Commentary: Food security is strongest if locally produced
Residents of Barangay District 4 in Bayombong, Nueva Vizcaya on June 18, 2020 pick free tomatoes.
The STAR/Victor Martin
Commentary: Food security is strongest if locally produced
Paco Pangalangan (Philstar.com) - October 10, 2020 - 2:38pm

Having access to sufficient, safe and nutritious food has always been a concern in the Philippines. However, the pandemic and the impact it has had on food supply chains has further heightened these food security concerns.

For a reminder of this heightened state of concern, just look back to earlier this year, to the days that lead up to the lockdown, when panicked shoppers flocked supermarkets and grocery stores in droves and emptied store shelves. Back then, they feared that the community quarantine would close-off Metro Manila and create food shortages. True enough, military checkpoints were set up, cutting off supply chains and impeding the flow of goods into the capital.

The growing concern over food security was as palpable at the policy level as it was on the ground. In fact, it was one of the first issues that the COVID-19 Inter-Agency Task Force (IATF) tried to address.

If you recall, the IATF imposed community quarantine— suspending travel, closing schools and banning mass gatherings— in the entirety of Metro Manila on March 12 through Resolution No. 11. In IATF Resolution No. 12, which it released the very next day, the task force made sure to allow the unhampered movement of cargo to and from Metro Manila to avert any threat of a shortage of basic food or essential medicine.

Both the panicked grocery shoppers and the IATF's prioritization of goods' movement shows us that food security is an essential issue that we cannot ignore, especially now that we face global health and economic crises.

Yet, questions remain about whether we are doing enough to manage and maximize our locally grown food to build resilience and enhance Filipinos' food security.

These questions were discussed at a recent virtual town hall discussion organized by Stratbase ADR Institute entitled "Managing Food Supply Chains Amidst a Pandemic: A Multi-Stakeholder Perspective." As the event's title suggests, the event brought together public and private sector stakeholders from the agriculture, livestock, and poultry industries to discuss the country's food supply challenges and opportunities.

One of the key sentiments that stood out was what seemed like a perceived disconnection between the government's policies and its actions that have left local food industries at a disadvantage.

Speaking at the virtual town hall, Dr. Roehlano Briones of the Philippine Institute of Development Studies referred to the problem as a "divergence between policy and implementation." Briones further suggested that a "harmonization" of policies is needed to ensure no food supply disruptions in future emergencies and that "stimulus programs should offer appropriate levels of support for agriculture, targeted to small farmers and fisherfolk." 

The need for recalibrated policies to support local industries was also emphasized by Philippine Association of Feed Millers Inc. (PAFMI) President Nikki Sarmiento-Garcia, who said that policies should not "steal the livelihood from the local industry." Garcia further emphasized the need for data-driven policies to address the imbalanced importation and exportation practices currently in place.

Stratbase ADR Institute President Prof. Dindo Manhit also stressed the need for a balanced import policy and underscored that local demand should be sustained by local supply. Manhit further noted that close cooperation between the government and industry sector is necessary to protect and enable agricultural food production and distribution during this crisis and beyond.

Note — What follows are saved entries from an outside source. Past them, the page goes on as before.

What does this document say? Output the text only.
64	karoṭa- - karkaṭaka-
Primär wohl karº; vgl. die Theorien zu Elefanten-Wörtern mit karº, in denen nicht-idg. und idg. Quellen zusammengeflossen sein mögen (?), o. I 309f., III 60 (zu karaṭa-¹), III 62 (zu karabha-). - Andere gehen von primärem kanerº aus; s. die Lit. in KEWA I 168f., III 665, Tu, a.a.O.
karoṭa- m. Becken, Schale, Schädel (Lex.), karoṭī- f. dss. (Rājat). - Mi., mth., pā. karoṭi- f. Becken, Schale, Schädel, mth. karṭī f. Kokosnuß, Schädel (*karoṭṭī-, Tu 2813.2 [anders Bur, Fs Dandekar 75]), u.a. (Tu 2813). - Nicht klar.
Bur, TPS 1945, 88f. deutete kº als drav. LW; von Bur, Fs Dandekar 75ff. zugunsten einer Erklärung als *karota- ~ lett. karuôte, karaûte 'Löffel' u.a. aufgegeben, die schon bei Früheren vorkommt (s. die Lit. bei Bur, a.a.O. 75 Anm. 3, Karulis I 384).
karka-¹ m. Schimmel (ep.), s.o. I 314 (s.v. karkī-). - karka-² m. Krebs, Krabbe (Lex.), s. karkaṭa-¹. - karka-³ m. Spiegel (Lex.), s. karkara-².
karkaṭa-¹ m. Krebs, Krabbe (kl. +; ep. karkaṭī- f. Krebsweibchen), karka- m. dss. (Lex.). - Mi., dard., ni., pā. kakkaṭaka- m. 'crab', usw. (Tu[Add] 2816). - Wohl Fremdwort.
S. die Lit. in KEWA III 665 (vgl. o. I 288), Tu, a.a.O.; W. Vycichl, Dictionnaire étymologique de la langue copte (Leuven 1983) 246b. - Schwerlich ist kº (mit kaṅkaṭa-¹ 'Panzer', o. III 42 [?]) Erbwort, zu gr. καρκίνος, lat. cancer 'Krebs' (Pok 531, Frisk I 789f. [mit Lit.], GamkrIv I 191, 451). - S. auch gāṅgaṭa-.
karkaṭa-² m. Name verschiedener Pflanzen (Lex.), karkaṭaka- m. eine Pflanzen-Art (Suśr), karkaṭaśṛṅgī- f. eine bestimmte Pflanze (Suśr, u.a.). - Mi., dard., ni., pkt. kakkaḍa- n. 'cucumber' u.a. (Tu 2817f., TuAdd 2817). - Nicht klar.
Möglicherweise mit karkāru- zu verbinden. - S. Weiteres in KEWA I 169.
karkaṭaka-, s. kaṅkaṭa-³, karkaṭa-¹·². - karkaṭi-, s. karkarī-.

Importation has a place in the food security conversation. Still, stakeholders from the local industries are apprehensive that the government is allowing the rapid increase in the importation of several food and agricultural products and that this will further hurt the already struggling local food growers. This concern stems from the sharp increase of imported products despite the availability of local sources. 

An example of this is the importation of dressed chicken. According to data from the Department of Agriculture, in September last year, dressed chicken sourced from abroad amounted to only 17,179 Metric Tons (MT). However, as of September 2020, the amount of imported dressed chicken on inventory has now more than doubled to 41,035 MT.

This data is worrisome since too much importation can have harsh effects on local producers who, due to the pandemic, are trying to still get back on their feet economically. The DA must seriously look into this and find ways to work with local industries to support our local food growers and producers.

Food security is strongest when food is produced locally. Locally grown food is fresher since it has to travel shorter distances from farms to consumers. It also bolsters local economies by creating a whole ecosystem of jobs and opportunities for Filipino businesses and communities.

There is a saying that once in your life, you'll need a doctor, lawyer, policeman, or preacher, but every day — three times a day — you need a farmer. This saying neatly captures the vital role that the agriculture, fisheries and livestock sectors play in our daily lives and in the grander goal of achieving local food security. However, it doesn't mention that we, in turn, have a responsibility to these local food producers to ensure that both our policies and actions support their growth, particularly during these trying times.
 

Paco Pangalangan is executive director of think tank Stratbase ADR Institute.